Die Belastung kam nicht überraschend. An der DWD-Station Münster/Osnabrück wurden am Freitag und Samstag jeweils 37 Grad gemessen. Schon in den Tagen davor lagen die Höchstwerte mehrfach über 30 Grad. Damit traf die extreme Wärme auf eine Stadt, die sich über mehrere Tage aufgeheizt hatte.
Besonders problematisch sind solche Lagen, wenn auch die Nächte kaum Entlastung bringen. Am Samstag lag der Tiefstwert an der Station Münster/Osnabrück bei 23,3 Grad. Solche warmen Nächte erschweren die Erholung, vor allem für ältere, kranke oder alleinlebende Menschen.
Der Rettungsdienst musste wegen der Hitze deutlich häufiger ausrücken. Die Feuerwehr spricht von einem Anstieg um mehr als 60 Prozent. Im Mittelpunkt standen vor allem Kreislaufprobleme, Dehydration, Erschöpfung und andere hitzebedingte Beschwerden.

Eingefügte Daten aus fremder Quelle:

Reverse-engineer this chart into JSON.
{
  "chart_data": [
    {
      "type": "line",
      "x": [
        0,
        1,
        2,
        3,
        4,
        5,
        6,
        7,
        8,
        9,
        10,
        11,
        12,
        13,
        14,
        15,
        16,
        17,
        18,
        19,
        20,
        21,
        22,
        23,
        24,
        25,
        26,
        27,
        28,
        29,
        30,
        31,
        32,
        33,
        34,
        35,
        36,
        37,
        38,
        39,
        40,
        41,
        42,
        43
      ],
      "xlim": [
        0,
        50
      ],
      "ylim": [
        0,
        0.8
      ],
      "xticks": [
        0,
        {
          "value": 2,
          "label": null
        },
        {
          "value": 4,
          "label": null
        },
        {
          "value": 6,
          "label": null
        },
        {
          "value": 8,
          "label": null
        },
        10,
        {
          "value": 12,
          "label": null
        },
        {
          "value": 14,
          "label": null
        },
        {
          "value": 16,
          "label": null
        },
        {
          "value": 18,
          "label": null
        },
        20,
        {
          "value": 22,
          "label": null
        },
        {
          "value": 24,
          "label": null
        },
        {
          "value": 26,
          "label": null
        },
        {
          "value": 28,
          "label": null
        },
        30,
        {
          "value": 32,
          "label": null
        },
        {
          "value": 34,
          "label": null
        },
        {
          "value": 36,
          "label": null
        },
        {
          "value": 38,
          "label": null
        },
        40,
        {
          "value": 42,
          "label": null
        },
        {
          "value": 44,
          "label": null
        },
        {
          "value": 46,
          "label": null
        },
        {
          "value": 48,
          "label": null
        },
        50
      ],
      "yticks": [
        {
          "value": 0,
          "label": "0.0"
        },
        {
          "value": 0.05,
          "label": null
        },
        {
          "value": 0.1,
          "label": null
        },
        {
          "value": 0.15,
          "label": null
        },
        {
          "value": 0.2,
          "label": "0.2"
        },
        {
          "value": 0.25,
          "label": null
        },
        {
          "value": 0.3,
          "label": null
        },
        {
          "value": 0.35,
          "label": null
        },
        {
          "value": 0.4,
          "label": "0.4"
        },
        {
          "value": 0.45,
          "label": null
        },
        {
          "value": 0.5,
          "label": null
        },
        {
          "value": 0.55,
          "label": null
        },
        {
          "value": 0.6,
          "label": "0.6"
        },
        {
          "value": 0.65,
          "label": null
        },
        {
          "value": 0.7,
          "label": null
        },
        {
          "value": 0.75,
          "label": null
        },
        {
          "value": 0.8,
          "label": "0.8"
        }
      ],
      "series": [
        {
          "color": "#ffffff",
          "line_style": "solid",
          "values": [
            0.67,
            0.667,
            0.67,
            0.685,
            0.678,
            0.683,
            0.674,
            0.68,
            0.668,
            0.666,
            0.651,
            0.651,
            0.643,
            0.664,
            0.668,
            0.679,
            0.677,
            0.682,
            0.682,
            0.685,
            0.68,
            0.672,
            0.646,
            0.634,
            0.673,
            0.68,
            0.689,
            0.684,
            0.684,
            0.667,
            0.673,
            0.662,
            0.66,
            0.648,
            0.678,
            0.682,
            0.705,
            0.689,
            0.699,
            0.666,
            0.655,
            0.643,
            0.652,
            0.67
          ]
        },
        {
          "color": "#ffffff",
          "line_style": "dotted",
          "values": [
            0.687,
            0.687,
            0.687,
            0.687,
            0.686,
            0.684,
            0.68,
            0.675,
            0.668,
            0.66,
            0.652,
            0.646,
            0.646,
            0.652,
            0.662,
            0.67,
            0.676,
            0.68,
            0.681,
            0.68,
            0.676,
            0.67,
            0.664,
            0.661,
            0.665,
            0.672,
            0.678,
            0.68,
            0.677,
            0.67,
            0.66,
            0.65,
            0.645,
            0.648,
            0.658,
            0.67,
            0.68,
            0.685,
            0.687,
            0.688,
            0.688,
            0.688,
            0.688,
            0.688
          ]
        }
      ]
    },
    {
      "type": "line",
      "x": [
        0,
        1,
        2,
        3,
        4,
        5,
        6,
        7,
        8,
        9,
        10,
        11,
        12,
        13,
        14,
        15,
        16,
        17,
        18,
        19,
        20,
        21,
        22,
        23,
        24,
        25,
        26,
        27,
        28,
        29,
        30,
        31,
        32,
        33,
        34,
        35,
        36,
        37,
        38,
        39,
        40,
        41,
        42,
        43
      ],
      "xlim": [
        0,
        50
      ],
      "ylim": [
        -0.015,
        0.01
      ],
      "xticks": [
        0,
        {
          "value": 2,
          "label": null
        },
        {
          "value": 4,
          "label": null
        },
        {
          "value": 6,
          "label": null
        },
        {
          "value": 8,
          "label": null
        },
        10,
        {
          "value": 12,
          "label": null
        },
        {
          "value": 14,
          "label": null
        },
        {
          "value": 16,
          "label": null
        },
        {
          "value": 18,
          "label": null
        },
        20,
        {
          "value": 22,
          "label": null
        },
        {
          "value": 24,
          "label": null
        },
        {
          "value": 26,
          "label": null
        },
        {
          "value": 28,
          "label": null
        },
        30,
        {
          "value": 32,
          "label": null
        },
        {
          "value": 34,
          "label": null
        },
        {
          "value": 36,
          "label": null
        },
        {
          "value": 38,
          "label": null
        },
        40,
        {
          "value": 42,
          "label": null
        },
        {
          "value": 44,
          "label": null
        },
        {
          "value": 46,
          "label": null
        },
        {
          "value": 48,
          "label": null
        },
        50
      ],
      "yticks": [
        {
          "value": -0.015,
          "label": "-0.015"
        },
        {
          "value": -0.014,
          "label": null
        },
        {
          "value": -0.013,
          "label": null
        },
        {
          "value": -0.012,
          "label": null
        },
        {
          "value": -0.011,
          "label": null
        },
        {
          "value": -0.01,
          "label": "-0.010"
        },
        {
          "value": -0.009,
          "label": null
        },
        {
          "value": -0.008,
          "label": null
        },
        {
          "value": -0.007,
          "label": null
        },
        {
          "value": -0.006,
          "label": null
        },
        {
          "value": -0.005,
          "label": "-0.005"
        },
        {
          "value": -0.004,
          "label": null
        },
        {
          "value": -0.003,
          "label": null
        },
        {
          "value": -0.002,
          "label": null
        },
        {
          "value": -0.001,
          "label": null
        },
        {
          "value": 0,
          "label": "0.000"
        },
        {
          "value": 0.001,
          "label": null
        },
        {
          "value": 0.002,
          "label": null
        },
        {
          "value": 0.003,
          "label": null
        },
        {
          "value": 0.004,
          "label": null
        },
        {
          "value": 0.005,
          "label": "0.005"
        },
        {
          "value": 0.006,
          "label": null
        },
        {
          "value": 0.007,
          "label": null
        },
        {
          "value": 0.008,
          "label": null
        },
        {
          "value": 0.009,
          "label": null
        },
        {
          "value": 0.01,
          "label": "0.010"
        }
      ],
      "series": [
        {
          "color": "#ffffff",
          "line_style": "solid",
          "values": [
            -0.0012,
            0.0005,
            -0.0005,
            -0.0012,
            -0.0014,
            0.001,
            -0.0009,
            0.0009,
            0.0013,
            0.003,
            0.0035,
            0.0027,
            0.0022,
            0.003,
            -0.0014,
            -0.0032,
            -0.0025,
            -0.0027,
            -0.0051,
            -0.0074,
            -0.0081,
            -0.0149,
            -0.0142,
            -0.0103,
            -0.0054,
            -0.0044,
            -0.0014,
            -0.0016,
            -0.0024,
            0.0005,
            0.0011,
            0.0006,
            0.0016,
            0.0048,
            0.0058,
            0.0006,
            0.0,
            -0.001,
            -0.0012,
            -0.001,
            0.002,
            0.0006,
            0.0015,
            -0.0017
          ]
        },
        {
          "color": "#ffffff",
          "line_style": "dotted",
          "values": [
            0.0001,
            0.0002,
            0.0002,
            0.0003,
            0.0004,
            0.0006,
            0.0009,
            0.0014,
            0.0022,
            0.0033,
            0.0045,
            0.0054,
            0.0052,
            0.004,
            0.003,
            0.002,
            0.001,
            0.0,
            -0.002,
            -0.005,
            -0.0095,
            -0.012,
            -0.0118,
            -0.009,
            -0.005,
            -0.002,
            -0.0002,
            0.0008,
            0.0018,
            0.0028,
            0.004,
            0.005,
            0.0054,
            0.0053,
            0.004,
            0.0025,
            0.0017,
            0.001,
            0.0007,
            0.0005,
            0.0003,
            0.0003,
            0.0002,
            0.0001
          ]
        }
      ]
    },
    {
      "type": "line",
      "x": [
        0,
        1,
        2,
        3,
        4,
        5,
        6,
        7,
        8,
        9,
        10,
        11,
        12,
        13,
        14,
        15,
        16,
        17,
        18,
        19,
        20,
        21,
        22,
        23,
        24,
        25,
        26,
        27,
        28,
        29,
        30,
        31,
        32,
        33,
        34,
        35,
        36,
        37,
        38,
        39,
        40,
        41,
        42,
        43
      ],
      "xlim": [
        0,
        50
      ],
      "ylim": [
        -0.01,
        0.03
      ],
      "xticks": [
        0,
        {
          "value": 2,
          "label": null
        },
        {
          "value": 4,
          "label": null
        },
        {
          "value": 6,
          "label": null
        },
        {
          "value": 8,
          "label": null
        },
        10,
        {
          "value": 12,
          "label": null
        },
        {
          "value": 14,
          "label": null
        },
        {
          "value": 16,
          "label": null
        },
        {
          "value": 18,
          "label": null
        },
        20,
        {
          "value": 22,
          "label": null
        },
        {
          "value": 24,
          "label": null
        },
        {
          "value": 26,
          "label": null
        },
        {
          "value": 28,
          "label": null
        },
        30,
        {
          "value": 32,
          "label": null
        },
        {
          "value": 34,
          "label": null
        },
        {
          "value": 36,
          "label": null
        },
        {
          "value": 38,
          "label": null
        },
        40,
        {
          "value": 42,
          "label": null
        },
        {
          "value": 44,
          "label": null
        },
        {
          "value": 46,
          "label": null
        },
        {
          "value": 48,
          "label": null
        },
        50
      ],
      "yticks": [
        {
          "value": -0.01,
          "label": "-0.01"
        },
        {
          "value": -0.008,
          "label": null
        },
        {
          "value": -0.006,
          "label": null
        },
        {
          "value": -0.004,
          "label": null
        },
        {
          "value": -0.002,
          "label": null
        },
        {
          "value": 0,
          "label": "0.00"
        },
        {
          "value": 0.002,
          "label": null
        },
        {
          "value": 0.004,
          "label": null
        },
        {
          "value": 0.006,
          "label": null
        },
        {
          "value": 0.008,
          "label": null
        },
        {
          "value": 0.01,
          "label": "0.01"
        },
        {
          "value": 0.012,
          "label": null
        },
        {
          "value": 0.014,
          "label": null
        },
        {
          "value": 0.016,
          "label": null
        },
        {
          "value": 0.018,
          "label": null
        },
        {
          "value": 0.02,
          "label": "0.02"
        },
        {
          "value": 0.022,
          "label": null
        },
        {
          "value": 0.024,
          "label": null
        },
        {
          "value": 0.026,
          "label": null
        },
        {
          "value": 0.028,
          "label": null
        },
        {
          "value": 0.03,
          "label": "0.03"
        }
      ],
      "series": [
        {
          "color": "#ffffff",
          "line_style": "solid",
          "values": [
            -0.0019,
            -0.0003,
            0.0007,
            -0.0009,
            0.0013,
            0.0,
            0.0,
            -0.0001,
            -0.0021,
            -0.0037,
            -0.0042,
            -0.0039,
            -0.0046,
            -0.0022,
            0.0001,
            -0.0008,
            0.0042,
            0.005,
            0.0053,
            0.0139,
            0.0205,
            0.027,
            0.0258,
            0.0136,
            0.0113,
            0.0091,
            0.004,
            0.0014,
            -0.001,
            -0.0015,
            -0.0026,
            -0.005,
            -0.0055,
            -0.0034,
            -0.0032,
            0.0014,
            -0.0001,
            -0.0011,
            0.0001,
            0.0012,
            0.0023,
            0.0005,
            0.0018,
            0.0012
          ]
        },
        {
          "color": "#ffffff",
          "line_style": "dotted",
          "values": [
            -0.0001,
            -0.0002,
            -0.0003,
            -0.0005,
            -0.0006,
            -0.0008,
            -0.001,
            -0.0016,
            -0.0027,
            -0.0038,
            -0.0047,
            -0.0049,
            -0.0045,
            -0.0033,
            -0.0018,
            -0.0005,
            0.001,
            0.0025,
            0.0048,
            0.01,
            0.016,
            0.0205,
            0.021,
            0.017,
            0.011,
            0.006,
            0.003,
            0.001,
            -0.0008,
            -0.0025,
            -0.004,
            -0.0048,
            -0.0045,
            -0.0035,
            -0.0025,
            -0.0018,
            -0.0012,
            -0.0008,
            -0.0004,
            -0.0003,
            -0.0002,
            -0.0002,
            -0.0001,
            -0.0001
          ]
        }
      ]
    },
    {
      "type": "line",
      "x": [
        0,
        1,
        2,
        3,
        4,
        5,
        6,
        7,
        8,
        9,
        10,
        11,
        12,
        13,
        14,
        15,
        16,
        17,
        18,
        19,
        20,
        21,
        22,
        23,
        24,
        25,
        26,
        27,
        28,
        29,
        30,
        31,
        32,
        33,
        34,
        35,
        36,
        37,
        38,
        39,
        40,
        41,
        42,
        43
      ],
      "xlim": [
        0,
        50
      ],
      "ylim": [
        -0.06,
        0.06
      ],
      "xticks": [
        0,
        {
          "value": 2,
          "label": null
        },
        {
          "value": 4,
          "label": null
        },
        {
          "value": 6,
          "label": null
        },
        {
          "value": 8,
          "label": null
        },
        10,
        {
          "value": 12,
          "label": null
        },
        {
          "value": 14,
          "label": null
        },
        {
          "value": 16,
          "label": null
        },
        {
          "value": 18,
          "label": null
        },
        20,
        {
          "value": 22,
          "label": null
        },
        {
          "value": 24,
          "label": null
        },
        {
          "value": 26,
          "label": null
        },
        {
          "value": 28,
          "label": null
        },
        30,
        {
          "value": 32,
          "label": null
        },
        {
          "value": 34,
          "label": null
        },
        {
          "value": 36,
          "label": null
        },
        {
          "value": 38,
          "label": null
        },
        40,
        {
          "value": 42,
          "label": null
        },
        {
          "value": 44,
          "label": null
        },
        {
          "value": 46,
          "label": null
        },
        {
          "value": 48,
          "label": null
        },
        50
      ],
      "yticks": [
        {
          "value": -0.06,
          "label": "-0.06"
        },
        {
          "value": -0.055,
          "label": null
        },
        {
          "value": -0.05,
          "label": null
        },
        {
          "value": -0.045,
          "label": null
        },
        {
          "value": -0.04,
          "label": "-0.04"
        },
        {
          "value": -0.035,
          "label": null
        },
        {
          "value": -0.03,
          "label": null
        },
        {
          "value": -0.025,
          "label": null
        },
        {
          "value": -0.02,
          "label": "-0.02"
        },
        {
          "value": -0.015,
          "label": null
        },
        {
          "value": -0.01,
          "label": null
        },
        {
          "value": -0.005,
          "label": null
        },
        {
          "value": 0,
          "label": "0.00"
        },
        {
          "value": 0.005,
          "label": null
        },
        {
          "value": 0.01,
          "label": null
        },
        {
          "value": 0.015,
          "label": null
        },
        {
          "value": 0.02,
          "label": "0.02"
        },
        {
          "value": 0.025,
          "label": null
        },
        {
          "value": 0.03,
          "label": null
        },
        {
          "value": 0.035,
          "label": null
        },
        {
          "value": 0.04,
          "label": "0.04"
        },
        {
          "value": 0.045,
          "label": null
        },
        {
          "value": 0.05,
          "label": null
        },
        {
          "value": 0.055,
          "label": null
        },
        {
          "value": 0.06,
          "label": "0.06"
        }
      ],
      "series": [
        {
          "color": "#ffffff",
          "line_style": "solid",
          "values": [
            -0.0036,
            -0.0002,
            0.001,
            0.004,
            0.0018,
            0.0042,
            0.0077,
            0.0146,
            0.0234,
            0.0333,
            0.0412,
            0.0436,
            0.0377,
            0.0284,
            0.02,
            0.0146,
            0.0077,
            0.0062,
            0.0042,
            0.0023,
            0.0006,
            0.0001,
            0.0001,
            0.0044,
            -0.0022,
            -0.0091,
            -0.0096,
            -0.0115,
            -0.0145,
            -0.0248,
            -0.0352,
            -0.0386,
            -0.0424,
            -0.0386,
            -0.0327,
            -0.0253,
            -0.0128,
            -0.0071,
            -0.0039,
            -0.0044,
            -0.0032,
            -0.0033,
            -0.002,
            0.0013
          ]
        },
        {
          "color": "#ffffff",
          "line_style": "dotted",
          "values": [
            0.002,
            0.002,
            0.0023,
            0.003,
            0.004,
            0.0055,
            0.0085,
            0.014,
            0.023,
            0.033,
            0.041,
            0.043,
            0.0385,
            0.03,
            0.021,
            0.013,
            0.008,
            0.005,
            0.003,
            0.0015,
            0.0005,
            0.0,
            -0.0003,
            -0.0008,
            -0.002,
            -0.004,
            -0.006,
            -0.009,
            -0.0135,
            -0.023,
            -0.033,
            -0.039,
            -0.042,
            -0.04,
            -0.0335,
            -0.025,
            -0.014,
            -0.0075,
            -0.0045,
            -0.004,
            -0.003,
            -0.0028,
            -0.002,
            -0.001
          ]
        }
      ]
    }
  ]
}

Die Lage zeigt, wie schnell hohe Temperaturen das Gesundheitssystem zusätzlich belasten können. Rettungswagen, Leitstelle und Notaufnahmen sind dann nicht nur mit einzelnen Notfällen beschäftigt, sondern mit einer breiten Welle ähnlicher Beschwerden.
Auch die münsterischen Krankenhäuser bekamen die Hitze deutlich zu spüren. Mehrere Notaufnahmen waren zeitweise voll ausgelastet. Nach den vorliegenden Angaben wurden in verschiedenen Kliniken zahlreiche Menschen wegen hitzebezogener Beschwerden behandelt.
Insgesamt reichte das Bild von jungen Erwachsenen bis zu älteren Patienten. Während einige Häuser besonders viele Fälle von Dehydration und Herz-Kreislaufproblemen bei älteren Menschen meldeten, wurden andernorts auch auffällig viele jüngere Betroffene versorgt. Kritische Verläufe wurden aus den genannten Kliniken nicht berichtet; viele Patienten konnten ambulant behandelt werden.